The contrast-enhanced MRI scans would be used to image patients with a gene mutation known as G551D-CFTR, which causes a salt imbalance due to the defective cystic fibrosis transmembrane conductance regulator (CFTR) protein. Patients with the condition take the drug ivacaftor, but the efficacy of the treatment is not well-understood, said lead author Dr. Talissa Altes, chair of the radiology department at MU School of Medicine, in a statement.

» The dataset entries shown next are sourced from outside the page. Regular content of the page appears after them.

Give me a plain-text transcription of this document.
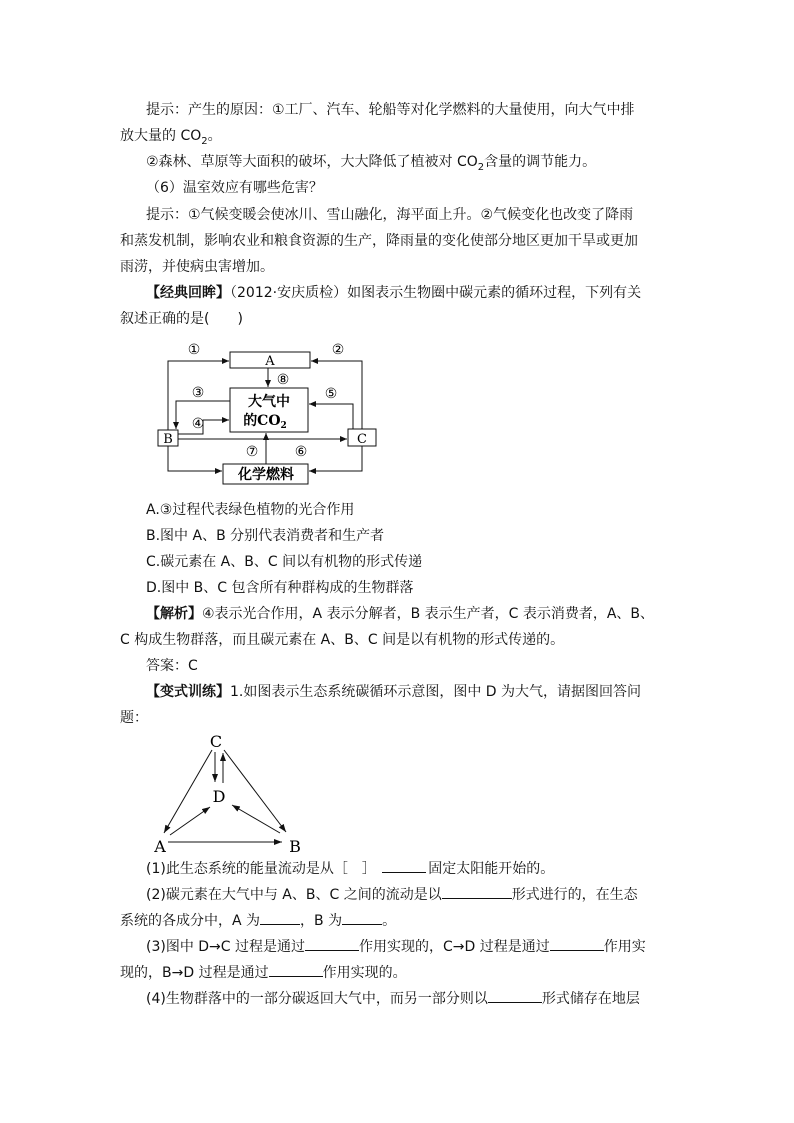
提示：产生的原因：①工厂、汽车、轮船等对化学燃料的大量使用，向大气中排
放大量的 $CO_2$。
②森林、草原等大面积的破坏，大大降低了植被对 $CO_2$含量的调节能力。
（6）温室效应有哪些危害？
提示：①气候变暖会使冰川、雪山融化，海平面上升。②气候变化也改变了降雨
和蒸发机制，影响农业和粮食资源的生产，降雨量的变化使部分地区更加干旱或更加
雨涝，并使病虫害增加。
【经典回眸】（2012·安庆质检）如图表示生物圈中碳元素的循环过程，下列有关
叙述正确的是(　　)
A
B	C
大气中
的$CO_2$
化学燃料
①	②
⑧
③
④
⑤
⑦	⑥
A.③过程代表绿色植物的光合作用
B.图中 A、B 分别代表消费者和生产者
C.碳元素在 A、B、C 间以有机物的形式传递
D.图中 B、C 包含所有种群构成的生物群落
【解析】④表示光合作用，A 表示分解者，B 表示生产者，C 表示消费者，A、B、
C 构成生物群落，而且碳元素在 A、B、C 间是以有机物的形式传递的。
答案：C
【变式训练】1.如图表示生态系统碳循环示意图，图中 D 为大气，请据图回答问
题：
C
D
A	B
(1)此生态系统的能量流动是从［　］	固定太阳能开始的。
(2)碳元素在大气中与 A、B、C 之间的流动是以	形式进行的，在生态
系统的各成分中，A 为	，B 为	。
(3)图中 D→C 过程是通过	作用实现的，C→D 过程是通过	作用实
现的，B→D 过程是通过	作用实现的。
(4)生物群落中的一部分碳返回大气中，而另一部分则以	形式储存在地层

The two-part study investigated the use of MRI with helium-3 as a contrast agent to evaluate lung function. In the first part, eight patients were given either ivacaftor or a placebo for four weeks to measure short-term effectiveness. In the second part, nine patients received ivacaftor for 48 weeks to determine the drug's long-term efficacy. After each phase, patients had a spirometry test to measure their ability to breathe and underwent MRI with the hyperpolarized helium (Journal of Cystic Fibrosis, March 2017, Vol. 16:2, pp. 267-274).
"We found that after using ivacaftor, patients experienced a dramatic increase in lung improvement in both the short and long term," Altes said. With more study, the researchers hope to use helium-3 MRI in younger children or babies with impaired lung function or other respiratory diseases.